Terlepas dari perasaan seperti itu, dalam beberapa tahun ini saya telah berusaha bangkit dari trauma masa lalu itu.

Apa saja alasan yang membuat saya bangkit? Ada banyak sekali hal-hal yang saya alami dan kemudian mengubah pola pikir atau mindset saya.

Pertama, dari diri kita sendiri. Mengapa saya bisa bilang seperti itu? Karena walaupun banyak orang memberi kita dukungan, tetapi kalau kita sendiri tidak mau untuk bangkit dari keterpurukan, sama saja.

Hasilnya nol karena tidak ada kemauan untuk berubah. Itulah yang membuat kita terus terbenam dalam situasi seperti itu.

Kedua, adanya dukungan orang terdekat. Mungkin mereka yang pernah mengalami peristiwa seperti saya berkata, “Kenapa nggak ada yang peduli sama aku ya?” atau banyak pertanyaan lainnya yang membuat kita merasa berjuang sendiri.

Kenyataannya tidak kok. Masih banyak orang dekat dan di luar sana yang sangat mendukung kita.

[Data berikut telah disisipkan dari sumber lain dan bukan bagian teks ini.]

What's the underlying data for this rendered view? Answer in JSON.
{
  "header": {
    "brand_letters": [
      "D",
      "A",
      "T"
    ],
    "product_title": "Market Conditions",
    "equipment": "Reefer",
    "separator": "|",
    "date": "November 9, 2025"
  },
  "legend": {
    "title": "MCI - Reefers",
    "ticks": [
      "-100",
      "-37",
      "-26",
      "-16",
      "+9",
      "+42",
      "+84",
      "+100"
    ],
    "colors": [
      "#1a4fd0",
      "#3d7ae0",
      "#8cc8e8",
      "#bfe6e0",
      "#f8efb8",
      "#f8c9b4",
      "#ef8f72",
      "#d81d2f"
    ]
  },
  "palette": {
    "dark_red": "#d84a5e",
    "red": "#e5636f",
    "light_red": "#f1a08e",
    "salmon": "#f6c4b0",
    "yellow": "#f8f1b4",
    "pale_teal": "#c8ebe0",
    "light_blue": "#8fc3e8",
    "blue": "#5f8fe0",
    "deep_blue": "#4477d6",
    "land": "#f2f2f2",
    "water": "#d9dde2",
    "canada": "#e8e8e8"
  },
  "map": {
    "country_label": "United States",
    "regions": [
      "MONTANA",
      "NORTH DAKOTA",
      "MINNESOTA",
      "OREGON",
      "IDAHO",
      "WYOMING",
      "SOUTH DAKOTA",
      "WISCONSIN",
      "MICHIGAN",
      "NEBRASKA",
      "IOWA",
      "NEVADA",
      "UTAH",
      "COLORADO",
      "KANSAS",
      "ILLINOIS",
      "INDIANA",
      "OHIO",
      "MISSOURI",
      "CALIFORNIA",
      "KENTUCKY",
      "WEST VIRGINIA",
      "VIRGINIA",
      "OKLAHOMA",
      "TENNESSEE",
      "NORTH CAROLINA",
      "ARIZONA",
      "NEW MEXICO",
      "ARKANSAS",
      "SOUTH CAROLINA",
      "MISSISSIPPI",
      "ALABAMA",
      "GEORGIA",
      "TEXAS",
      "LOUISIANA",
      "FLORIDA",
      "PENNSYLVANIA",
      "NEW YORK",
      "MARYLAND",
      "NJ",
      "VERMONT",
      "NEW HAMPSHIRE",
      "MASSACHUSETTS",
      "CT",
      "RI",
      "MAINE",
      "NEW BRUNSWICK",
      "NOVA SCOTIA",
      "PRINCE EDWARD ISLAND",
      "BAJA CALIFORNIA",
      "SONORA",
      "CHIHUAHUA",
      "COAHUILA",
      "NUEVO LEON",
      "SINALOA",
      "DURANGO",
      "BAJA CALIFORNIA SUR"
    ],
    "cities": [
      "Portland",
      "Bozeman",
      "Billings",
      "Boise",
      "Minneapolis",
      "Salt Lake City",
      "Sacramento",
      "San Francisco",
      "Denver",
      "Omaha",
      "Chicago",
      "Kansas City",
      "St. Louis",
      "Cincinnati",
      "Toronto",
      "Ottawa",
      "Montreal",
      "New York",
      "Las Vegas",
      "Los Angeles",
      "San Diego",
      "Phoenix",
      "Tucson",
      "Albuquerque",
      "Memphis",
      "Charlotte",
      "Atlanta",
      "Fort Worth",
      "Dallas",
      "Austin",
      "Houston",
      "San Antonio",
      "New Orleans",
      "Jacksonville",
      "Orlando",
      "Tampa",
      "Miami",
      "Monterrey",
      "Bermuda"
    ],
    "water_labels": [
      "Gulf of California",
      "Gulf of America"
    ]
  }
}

Contoh dalam kehidupan saya adalah mama. Beliau adalah perempuan kuat yang jadi panutan, yang membuat saya punya motivasi untuk terus hidup.

Dengan peristiwa yang saya alami dulu, luka yang beliau alami lebih besar dari yang saya alami. Bagaimana hancurnya hati beliau saat tahu anak perempuan satu-satunya mengalami perlakuan seperti itu.

Mama adalah orang yang pertama kali peduli dengan saya. Ia membawa saya untuk melakukan konsultasi dengan psikolog. Konsultasinya sangat menyenangkan, meringankan saya dari beban trauma.

Lingkungan atau komunitas pergaulan yang bersifat mendukung kita juga menjadi kunci. Saya punya orang-orang yang mendukung saya, mulai dari sahabat dan beberapa orang terdekat lainnya yang saya kenal.

Mereka tidak ikut mencela saya karena pengalaman masa lalu. Yang mereka pedulikan adalah bagaimana saya sekarang dan saya sangat menghargai itu.

Dukungan-dukungan seperti itu membuat saya bisa berada di titik ini sekarang.

Saya mengambil jurusan Tata Busana, meski awalnya saya tidak tertarik dengan dunia tata busana.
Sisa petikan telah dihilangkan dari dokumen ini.